You won't find professional sports gambler, and current "Jeopardy!" champ, James Holzhauer sitting behind a desk at an office. The 34-year-old is more comfortable making bets in Vegas and cleaning up on the set of the popular game show than he is making small talk at the water cooler.
"I honestly don't think I can hack it in the 9-to-5 world, though I've never actually tried," Holzhauer tells CNBC Make It. "I really like not having to justify my decisions to anyone else, as well as the freedom to vacation whenever I want."
Holzhauer has racked up $1,225,987 over 16 games as of Thursday. He's now second only to "Jeopardy!" legend Ken Jennings in terms of overall winnings, and he continues to smash single-game records.
Part of his success, experts say, is his comfort with taking risks, which helps him in his day job as a gambler. "The real advantage I draw from my job is that I don't have a mental block about betting $38,314 on one trivia question," he has said. "It's only money."

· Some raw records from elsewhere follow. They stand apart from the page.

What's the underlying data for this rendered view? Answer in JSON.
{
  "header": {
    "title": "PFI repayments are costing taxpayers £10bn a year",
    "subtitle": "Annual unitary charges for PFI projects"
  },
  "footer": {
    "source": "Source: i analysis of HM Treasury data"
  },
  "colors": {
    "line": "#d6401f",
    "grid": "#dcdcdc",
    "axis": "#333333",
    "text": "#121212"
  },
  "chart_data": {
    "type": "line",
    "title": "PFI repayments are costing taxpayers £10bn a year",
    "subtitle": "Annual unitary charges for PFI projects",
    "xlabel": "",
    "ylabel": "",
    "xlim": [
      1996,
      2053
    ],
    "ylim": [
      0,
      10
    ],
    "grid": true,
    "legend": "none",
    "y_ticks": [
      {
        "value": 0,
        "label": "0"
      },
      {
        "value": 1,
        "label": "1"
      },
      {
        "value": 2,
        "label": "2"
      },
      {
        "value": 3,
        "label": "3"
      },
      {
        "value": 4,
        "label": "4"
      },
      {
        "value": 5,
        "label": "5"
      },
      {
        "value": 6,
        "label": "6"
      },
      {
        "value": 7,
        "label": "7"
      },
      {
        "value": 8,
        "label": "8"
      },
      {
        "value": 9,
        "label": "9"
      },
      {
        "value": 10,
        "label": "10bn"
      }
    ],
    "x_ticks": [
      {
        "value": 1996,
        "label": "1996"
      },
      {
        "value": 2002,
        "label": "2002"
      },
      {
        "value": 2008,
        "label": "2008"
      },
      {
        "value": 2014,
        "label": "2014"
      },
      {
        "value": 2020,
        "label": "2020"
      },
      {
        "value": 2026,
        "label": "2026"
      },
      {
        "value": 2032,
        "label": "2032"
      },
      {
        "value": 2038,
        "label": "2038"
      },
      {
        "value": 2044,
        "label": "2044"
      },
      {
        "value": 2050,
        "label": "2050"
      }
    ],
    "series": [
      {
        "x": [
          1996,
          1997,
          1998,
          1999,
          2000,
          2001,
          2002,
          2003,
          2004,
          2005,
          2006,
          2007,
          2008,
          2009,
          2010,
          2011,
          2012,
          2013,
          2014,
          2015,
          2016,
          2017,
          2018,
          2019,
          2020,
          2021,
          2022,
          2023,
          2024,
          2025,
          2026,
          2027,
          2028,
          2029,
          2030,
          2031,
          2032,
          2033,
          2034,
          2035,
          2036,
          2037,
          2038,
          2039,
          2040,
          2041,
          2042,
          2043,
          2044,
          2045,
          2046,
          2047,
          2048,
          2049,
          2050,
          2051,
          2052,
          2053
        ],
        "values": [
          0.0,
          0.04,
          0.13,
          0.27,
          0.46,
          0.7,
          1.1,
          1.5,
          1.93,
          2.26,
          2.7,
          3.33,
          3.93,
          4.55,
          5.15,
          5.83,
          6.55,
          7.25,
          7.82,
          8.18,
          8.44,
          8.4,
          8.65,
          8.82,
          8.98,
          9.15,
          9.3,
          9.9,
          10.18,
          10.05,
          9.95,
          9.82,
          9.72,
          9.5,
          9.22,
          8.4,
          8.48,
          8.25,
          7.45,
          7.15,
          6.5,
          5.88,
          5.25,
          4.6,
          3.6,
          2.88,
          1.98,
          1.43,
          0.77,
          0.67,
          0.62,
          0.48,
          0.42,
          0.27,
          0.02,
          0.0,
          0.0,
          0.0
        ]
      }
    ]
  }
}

That said, "I wouldn't recommend sports betting as a career," he tells CNBC Make It. "It requires a ton of effort and mastery of many different skills, and successful bettors are unwilling to teach you because you would be their competition."
Luckily, Holzhauer says you don't need to gamble for a living to be the next "Jeopardy!" champ. Instead, he recommends picking up children's books to learn the basics of a variety of topics.

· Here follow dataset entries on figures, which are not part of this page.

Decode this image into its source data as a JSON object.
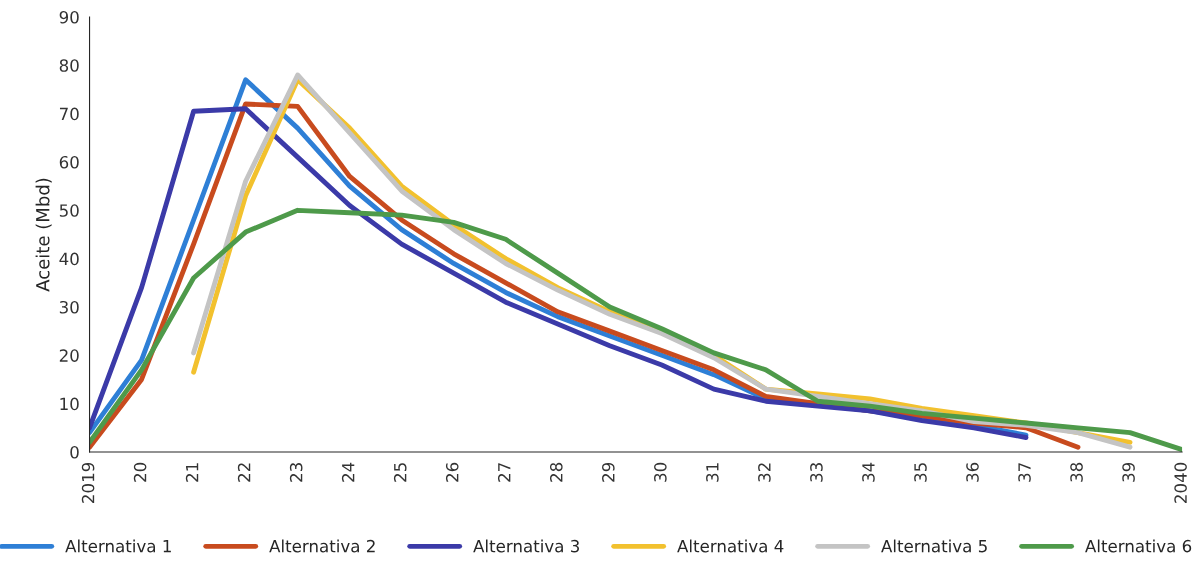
{
  "chart_data": {
    "type": "line",
    "ylabel": "Aceite (Mbd)",
    "categories": [
      "2019",
      "20",
      "21",
      "22",
      "23",
      "24",
      "25",
      "26",
      "27",
      "28",
      "29",
      "30",
      "31",
      "32",
      "33",
      "34",
      "35",
      "36",
      "37",
      "38",
      "39",
      "2040"
    ],
    "ylim": [
      0,
      90
    ],
    "yticks": [
      0,
      10,
      20,
      30,
      40,
      50,
      60,
      70,
      80,
      90
    ],
    "grid": false,
    "legend": "bottom",
    "marker": "none",
    "line_style": "solid",
    "series": [
      {
        "name": "Alternativa 1",
        "color": "#2e7fd6",
        "values": [
          4,
          19,
          48,
          77,
          67,
          55,
          46,
          39,
          33,
          28,
          24,
          20,
          16,
          11,
          10,
          8.5,
          7,
          5.5,
          3.5,
          null,
          null,
          null
        ]
      },
      {
        "name": "Alternativa 2",
        "color": "#c84b1e",
        "values": [
          1,
          15,
          43,
          72,
          71.5,
          57,
          48,
          41,
          35,
          29,
          25,
          21,
          17,
          11.5,
          10,
          8.5,
          7.5,
          6,
          5,
          1,
          null,
          null
        ]
      },
      {
        "name": "Alternativa 3",
        "color": "#3b3aa8",
        "values": [
          5,
          34,
          70.5,
          71,
          61,
          51,
          43,
          37,
          31,
          26.5,
          22,
          18,
          13,
          10.5,
          9.5,
          8.5,
          6.5,
          5,
          3,
          null,
          null,
          null
        ]
      },
      {
        "name": "Alternativa 4",
        "color": "#f2c12e",
        "values": [
          null,
          null,
          16.5,
          53,
          77,
          67,
          55,
          47,
          40,
          34,
          29,
          25,
          20,
          13,
          12,
          11,
          9,
          7.5,
          6,
          4,
          2,
          null
        ]
      },
      {
        "name": "Alternativa 5",
        "color": "#c4c4c4",
        "values": [
          null,
          null,
          20.5,
          56,
          78,
          66,
          54,
          46,
          39,
          33.5,
          28.5,
          24.5,
          19.5,
          13,
          11.5,
          10,
          8.5,
          6.3,
          5.5,
          4,
          1,
          null
        ]
      },
      {
        "name": "Alternativa 6",
        "color": "#4e9a4a",
        "values": [
          2,
          17,
          36,
          45.5,
          50,
          49.5,
          49,
          47.5,
          44,
          37,
          30,
          25.5,
          20.5,
          17,
          10.5,
          9.5,
          8,
          7,
          6,
          5,
          4,
          0.5
        ]
      }
    ]
  }
}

"I've found that in an adult reference book, if it's not a subject I'm interested in, I just can't get into it," he told The New York Times. "I was thinking, 'What is the place in the library I can go to to get books tailored to make things interesting for uninterested readers'? Boom. The children's section."
Holzhauer says he does follow some traditional financial advice: He prioritizes saving for retirement, even if his job doesn't offer a 401(k).

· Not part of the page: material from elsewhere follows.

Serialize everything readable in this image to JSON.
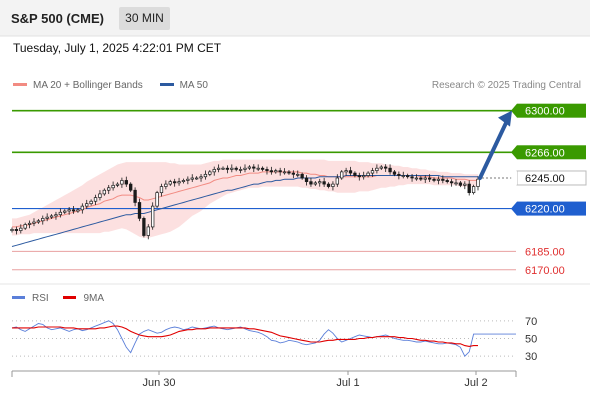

"My edge in gambling could disappear at any time," he says. "I have no special knowledge of markets, so I invest solely in low-expense index funds, plus some cryptocurrencies."
Experts, including Warren Buffett, also recommend investing in low-cost index funds or ETFs, though they tend to say savers should be wary of cryptocurrencies, which are more unstable than traditional investments.
When he's done on the show, Holzhauer doesn't have especially grand plans for his winnings. He says he wants to travel for a bit and treat a few family members.
"I'd like to finally send my old man and his missus to the U.S. Open this summer," he says. "Their ticket requests get closer to center court with every episode I win."